He sits in a difficult position riding the fence between shouting at the people around him who are slow on the uptake in New Media and representing those same people in their defense against boisterous New Media idealism. We need more people like Scott to step up and speak out on the things that matter to them. Otherwise, the blogosphere will just keep barking at the same dogs until everyone gets bored and goes back to watching TV.
That said, I have to challenge a notion that keeps coming up in his viewpoints.
Scott asks in his last post, "as Old Media gatekeepers fade, who will ultimately take there place? Will it be thousands of micro-gatekeepers (oh, my head hurts), or will there emerge a handful of new uber-gatekeepers (like the three TV networks)?"
Insistence that there's an editorial gatekeeper required in the media model is going to hold Old Media back from embracing New Media at any truly valuable level. The editorial gatekeeper is a role that won't go away, but it's importance is quickly fading.

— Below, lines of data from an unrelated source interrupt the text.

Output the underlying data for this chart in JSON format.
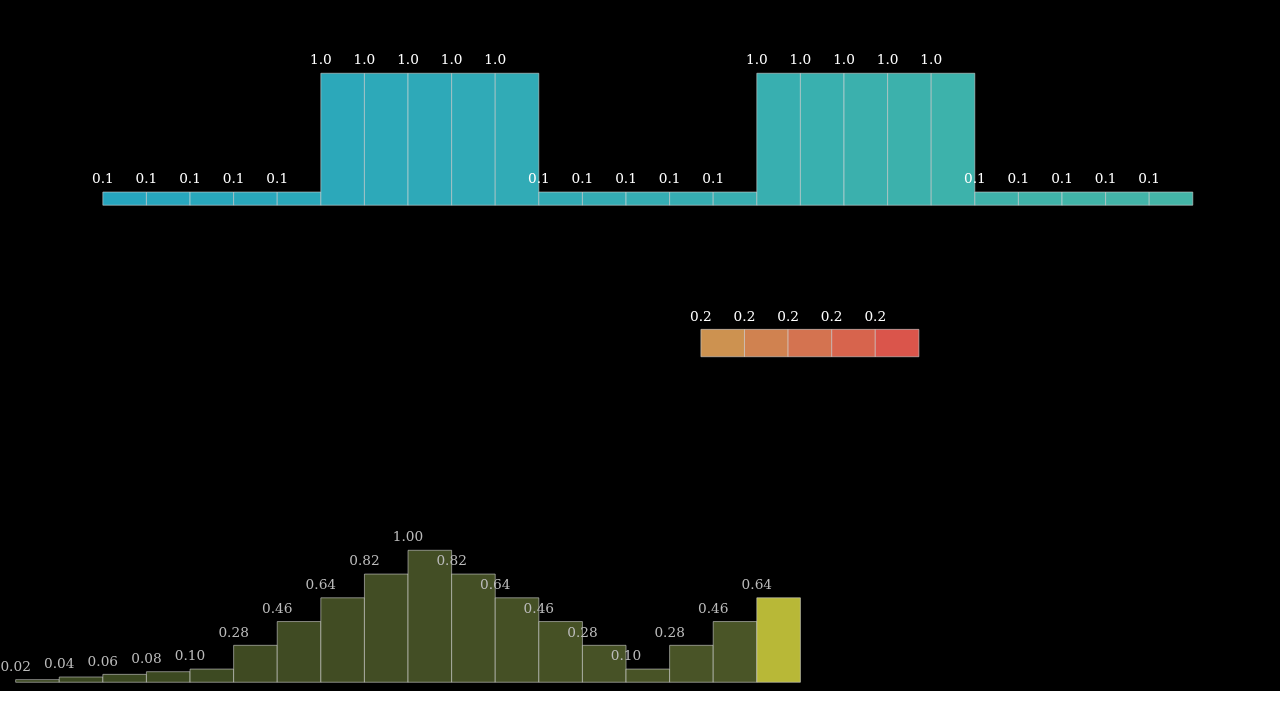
{
  "chart_data": [
    {
      "type": "bar",
      "categories": [
        null,
        null,
        null,
        null,
        null,
        null,
        null,
        null,
        null,
        null,
        null,
        null,
        null,
        null,
        null,
        null,
        null,
        null,
        null,
        null,
        null,
        null,
        null,
        null,
        null
      ],
      "values": [
        0.1,
        0.1,
        0.1,
        0.1,
        0.1,
        1.0,
        1.0,
        1.0,
        1.0,
        1.0,
        0.1,
        0.1,
        0.1,
        0.1,
        0.1,
        1.0,
        1.0,
        1.0,
        1.0,
        1.0,
        0.1,
        0.1,
        0.1,
        0.1,
        0.1
      ],
      "value_labels": [
        "0.1",
        "0.1",
        "0.1",
        "0.1",
        "0.1",
        "1.0",
        "1.0",
        "1.0",
        "1.0",
        "1.0",
        "0.1",
        "0.1",
        "0.1",
        "0.1",
        "0.1",
        "1.0",
        "1.0",
        "1.0",
        "1.0",
        "1.0",
        "0.1",
        "0.1",
        "0.1",
        "0.1",
        "0.1"
      ],
      "colors": [
        "#29aec9",
        "#2aafc8",
        "#2bb0c7",
        "#2cb0c6",
        "#2db1c5",
        "#2fb2c4",
        "#30b3c3",
        "#31b3c2",
        "#33b4c1",
        "#34b5c0",
        "#35b5bf",
        "#37b6be",
        "#38b7bd",
        "#39b7bc",
        "#3bb8bb",
        "#3cb9ba",
        "#3dbab9",
        "#3fbab7",
        "#40bbb6",
        "#41bcb5",
        "#43bcb4",
        "#44bdb3",
        "#45beb2",
        "#47beb1",
        "#48bfb0"
      ]
    },
    {
      "type": "bar",
      "categories": [
        null,
        null,
        null,
        null,
        null
      ],
      "values": [
        0.2,
        0.2,
        0.2,
        0.2,
        0.2
      ],
      "value_labels": [
        "0.2",
        "0.2",
        "0.2",
        "0.2",
        "0.2"
      ],
      "colors": [
        "#d99a55",
        "#dc8a55",
        "#e07a55",
        "#e36a52",
        "#e65a50"
      ]
    },
    {
      "type": "bar",
      "categories": [
        null,
        null,
        null,
        null,
        null,
        null,
        null,
        null,
        null,
        null,
        null,
        null,
        null,
        null,
        null,
        null,
        null,
        null
      ],
      "values": [
        0.02,
        0.04,
        0.06,
        0.08,
        0.1,
        0.28,
        0.46,
        0.64,
        0.82,
        1.0,
        0.82,
        0.64,
        0.46,
        0.28,
        0.1,
        0.28,
        0.46,
        0.64
      ],
      "value_labels": [
        "0.02",
        "0.04",
        "0.06",
        "0.08",
        "0.10",
        "0.28",
        "0.46",
        "0.64",
        "0.82",
        "1.00",
        "0.82",
        "0.64",
        "0.46",
        "0.28",
        "0.10",
        "0.28",
        "0.46",
        "0.64"
      ],
      "colors": [
        "#3d4a22",
        "#3e4b22",
        "#3f4c23",
        "#404d23",
        "#414e24",
        "#434f24",
        "#445025",
        "#455125",
        "#465226",
        "#475327",
        "#485427",
        "#495528",
        "#4a5628",
        "#4b5729",
        "#4c5829",
        "#4d592a",
        "#4e5a2a",
        "#c2c23a"
      ]
    }
  ]
}
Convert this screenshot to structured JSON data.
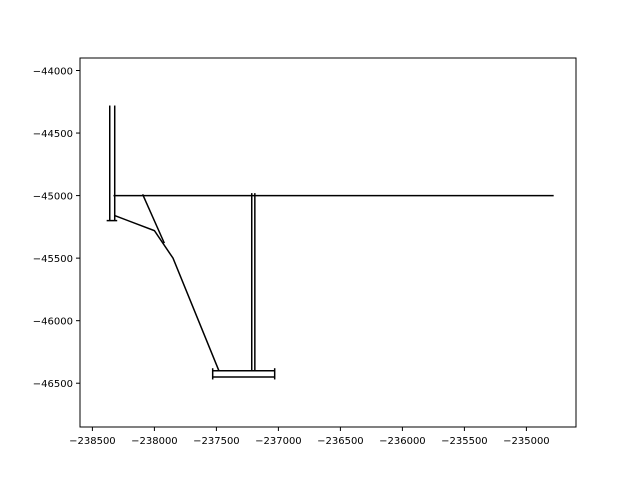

In Old Media, you have a whole team of people thinking about things like the table of contents all day long. If those same people spent all that time thinking about how to engage with the audience online instead, I'm certain you'd see a more dynamic response to your brand in short order.
The traditional editor isn't a cornerstone in the media model anymore. The traditional editor needs to start writing that damn book he or she has been wanting to write since college or to at least get on the blog train. The voice is now coming from the web site UI, the software engineer and his clever tricks, the community itself and what they contribute, and the product managers who drive the development roadmap.